If you deploy with a cloud-managed solution such as Google Cloud Memorystore or Amazon ElastiCache, the provider takes ownership of availability and maintenance. Managed solutions offer service tiers with different performance and availability options. If you run Redis yourself, e.g., in Kubernetes, Redis has support for replicas that take over if the master crashes. It also has persistence options (RDB/AOF) to backup the in-memory data on disk, so it can be re-loaded after a crash (persistence can slow down Redis).

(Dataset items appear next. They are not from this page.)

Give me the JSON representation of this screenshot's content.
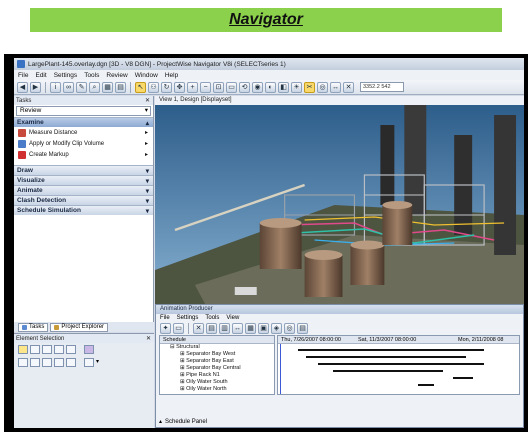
{
  "banner": {
    "title": "Navigator"
  },
  "window": {
    "title": "LargePlant-145.overlay.dgn [3D - V8 DGN] - ProjectWise Navigator V8i (SELECTseries 1)"
  },
  "menu": [
    "File",
    "Edit",
    "Settings",
    "Tools",
    "Review",
    "Window",
    "Help"
  ],
  "toolbar": {
    "coordinate": "3352.2 542"
  },
  "tasks": {
    "header": "Tasks",
    "dropdown": "Review",
    "examine": "Examine",
    "items": [
      "Measure Distance",
      "Apply or Modify Clip Volume",
      "Create Markup"
    ],
    "sections": [
      "Draw",
      "Visualize",
      "Animate",
      "Clash Detection",
      "Schedule Simulation"
    ]
  },
  "bottom_tabs": [
    "Tasks",
    "Project Explorer"
  ],
  "element_selection": {
    "title": "Element Selection"
  },
  "view": {
    "title": "View 1, Design [Displayset]"
  },
  "animation": {
    "title": "Animation Producer",
    "menu": [
      "File",
      "Settings",
      "Tools",
      "View"
    ],
    "schedule_header": "Schedule",
    "schedule_root": "Structural",
    "schedule_items": [
      "Separator Bay West",
      "Separator Bay East",
      "Separator Bay Central",
      "Pipe Rack N1",
      "Oily Water South",
      "Oily Water North"
    ],
    "timeline": [
      "Thu, 7/26/2007 08:00:00",
      "Sat, 11/3/2007 08:00:00",
      "Mon, 2/11/2008 08"
    ],
    "schedule_panel": "Schedule Panel"
  },
  "colors": {
    "banner": "#8bd14b",
    "frame": "#000000",
    "sky": "#78a8d0",
    "ground": "#5a6048"
  }
}
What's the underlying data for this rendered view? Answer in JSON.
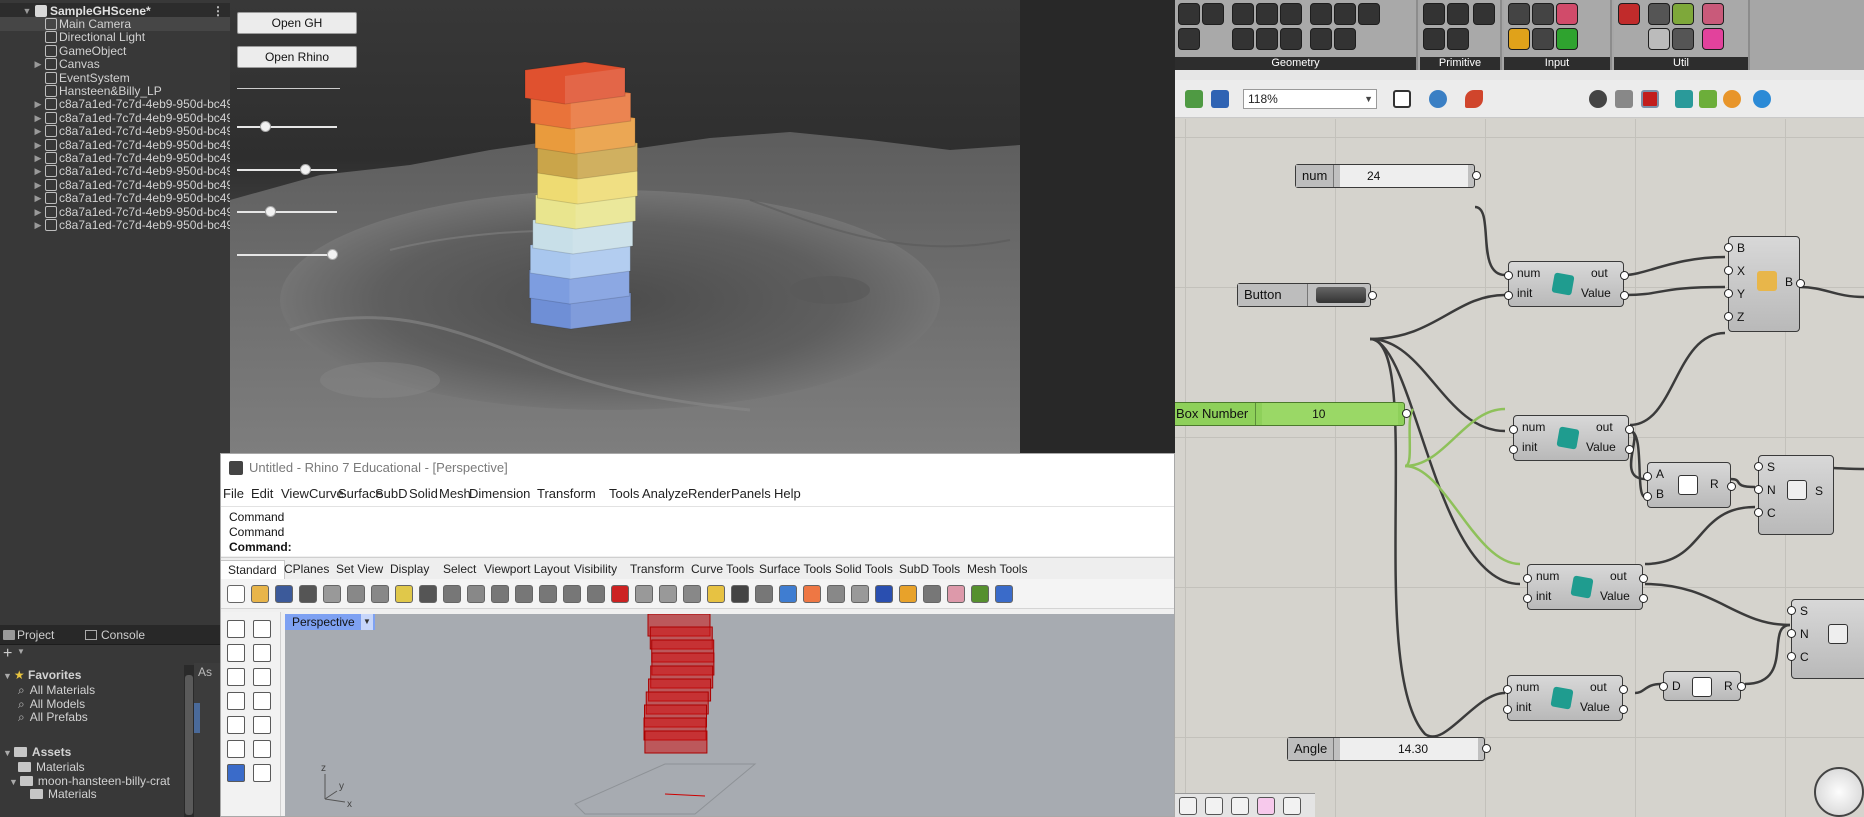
{
  "unity": {
    "hierarchy": {
      "scene": "SampleGHScene*",
      "items": [
        {
          "label": "Main Camera",
          "has_arrow": false,
          "selected": true
        },
        {
          "label": "Directional Light",
          "has_arrow": false
        },
        {
          "label": "GameObject",
          "has_arrow": false
        },
        {
          "label": "Canvas",
          "has_arrow": true
        },
        {
          "label": "EventSystem",
          "has_arrow": false
        },
        {
          "label": "Hansteen&Billy_LP",
          "has_arrow": false
        },
        {
          "label": "c8a7a1ed-7c7d-4eb9-950d-bc499",
          "has_arrow": true
        },
        {
          "label": "c8a7a1ed-7c7d-4eb9-950d-bc499",
          "has_arrow": true
        },
        {
          "label": "c8a7a1ed-7c7d-4eb9-950d-bc499",
          "has_arrow": true
        },
        {
          "label": "c8a7a1ed-7c7d-4eb9-950d-bc499",
          "has_arrow": true
        },
        {
          "label": "c8a7a1ed-7c7d-4eb9-950d-bc499",
          "has_arrow": true
        },
        {
          "label": "c8a7a1ed-7c7d-4eb9-950d-bc499",
          "has_arrow": true
        },
        {
          "label": "c8a7a1ed-7c7d-4eb9-950d-bc499",
          "has_arrow": true
        },
        {
          "label": "c8a7a1ed-7c7d-4eb9-950d-bc499",
          "has_arrow": true
        },
        {
          "label": "c8a7a1ed-7c7d-4eb9-950d-bc499",
          "has_arrow": true
        },
        {
          "label": "c8a7a1ed-7c7d-4eb9-950d-bc499",
          "has_arrow": true
        }
      ]
    },
    "game": {
      "open_gh": "Open GH",
      "open_rhino": "Open Rhino",
      "sliders": [
        0.28,
        0.68,
        0.33,
        0.95
      ],
      "tower_colors": [
        "#6f8fd6",
        "#7d9de0",
        "#a9c7ee",
        "#c8dfe8",
        "#e9e58e",
        "#eedb72",
        "#caa54a",
        "#e99b3d",
        "#e9733a",
        "#e0512f"
      ]
    },
    "project": {
      "tabs": {
        "project": "Project",
        "console": "Console"
      },
      "add": "+",
      "favorites": {
        "label": "Favorites",
        "items": [
          "All Materials",
          "All Models",
          "All Prefabs"
        ]
      },
      "assets": {
        "label": "Assets",
        "items": [
          "Materials",
          "moon-hansteen-billy-crat",
          "Materials"
        ]
      },
      "right_label": "As"
    }
  },
  "rhino": {
    "title": "Untitled - Rhino 7 Educational - [Perspective]",
    "menu": [
      "File",
      "Edit",
      "View",
      "Curve",
      "Surface",
      "SubD",
      "Solid",
      "Mesh",
      "Dimension",
      "Transform",
      "Tools",
      "Analyze",
      "Render",
      "Panels",
      "Help"
    ],
    "command_lines": [
      "Command",
      "Command",
      "Command:"
    ],
    "tabs": [
      "Standard",
      "CPlanes",
      "Set View",
      "Display",
      "Select",
      "Viewport Layout",
      "Visibility",
      "Transform",
      "Curve Tools",
      "Surface Tools",
      "Solid Tools",
      "SubD Tools",
      "Mesh Tools"
    ],
    "viewport_label": "Perspective",
    "axes": {
      "z": "z",
      "y": "y",
      "x": "x"
    }
  },
  "grasshopper": {
    "groups": [
      "Geometry",
      "Primitive",
      "Input",
      "Util"
    ],
    "zoom": "118%",
    "sliders": {
      "num": {
        "name": "num",
        "value": "24",
        "fraction": 0.3
      },
      "box_number": {
        "name": "Box Number",
        "value": "10",
        "fraction": 0.45
      },
      "angle": {
        "name": "Angle",
        "value": "14.30",
        "fraction": 0.5
      }
    },
    "button": {
      "name": "Button"
    },
    "script_params": {
      "num": "num",
      "init": "init",
      "out": "out",
      "value": "Value"
    },
    "box_params": [
      "B",
      "X",
      "Y",
      "Z",
      "B"
    ],
    "mult_params": [
      "A",
      "B",
      "R"
    ],
    "series_params": [
      "S",
      "N",
      "C",
      "S"
    ],
    "series2_params": [
      "S",
      "N",
      "C"
    ],
    "radians_params": [
      "D",
      "R"
    ]
  }
}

Back to the Commerce containers, the HCL Cache implements circuit breakers that support standalone and clustered Redis. While a circuit breaker is on, remote connection operations are not attempted. The framework will allow retries after a minute (configurable).
Local caches play a key role for high availability. If Redis becomes unavailable, the pods can continue to use local caches, which helps maintain a level of performance. During an outage we limit the local caching TTL to 5 minutes (configurable at the cache level), as with Redis down, invalidations do not get replicated across containers. Caches that are remote-only such as DM_UserCache (think of the Marketing “Recently viewed” feature) are unavailable during a Redis outage. Remote Cache operations will not be attempted while the circuit breaker is on.
Finally, the Redisson client, which is used by the HCL Cache to connect to Redis, offers several timeouts that are tunable. These configurations can be updated in the HCL Cache config maps (tenant-env-envType-hcl-cache-config).
Monitoring and Alerting with Prometheus and Grafana
An enterprise caching solution needs real-time monitoring infrastructure to support it. So, with HCL Commerce 9.1 we released Prometheus monitoring and Grafana dashboards.
We publish the Grafana dashboards we develop for internal cache tuning, and they can be used as-is, or customized for your own testing, monitoring, or alerting. The dashboards include details for remote operations (HCL Cache – Remote), such as cache sizes, response times (average and percentiles), operations by cache, details on invalidations, state of circuit breakers and more. We also publish dashboards for local caches (Details and Summary), which include usage details (by entries and MB), operations and removals (e.g., expiry, LRU) and more.
If you are using a different solution you do not necessarily need to change. Most commercial monitoring frameworks include options to either scrape the Commerce metrics endpoints directly, or to import the metrics from the Prometheus database. With this you will have all the metrics available, and you can create dashboards in the tooling of your choice.
HCL Cache Manager (9.1.3+)
The Cache Manager pod enables you to interface with the HCL Cache using REST. This is useful for operations such as cache clears and invalidates, and it also provides APIs for debugging and monitoring the cache. The metric for remote cache sizes, for example, is reported by the Cache Manager and not the Commerce pods.
Now is your time to try it!
If you have been using DynaCache for a while, this must feel like Christmas!. The HCL Cache is enabled by default in v9.1 and required if you are using the new search with Elastic. You just need to decide the flavor of Redis to use, enable Prometheus for monitoring, and you are ready to start taking advantage of the new cache to improve the performance of your site.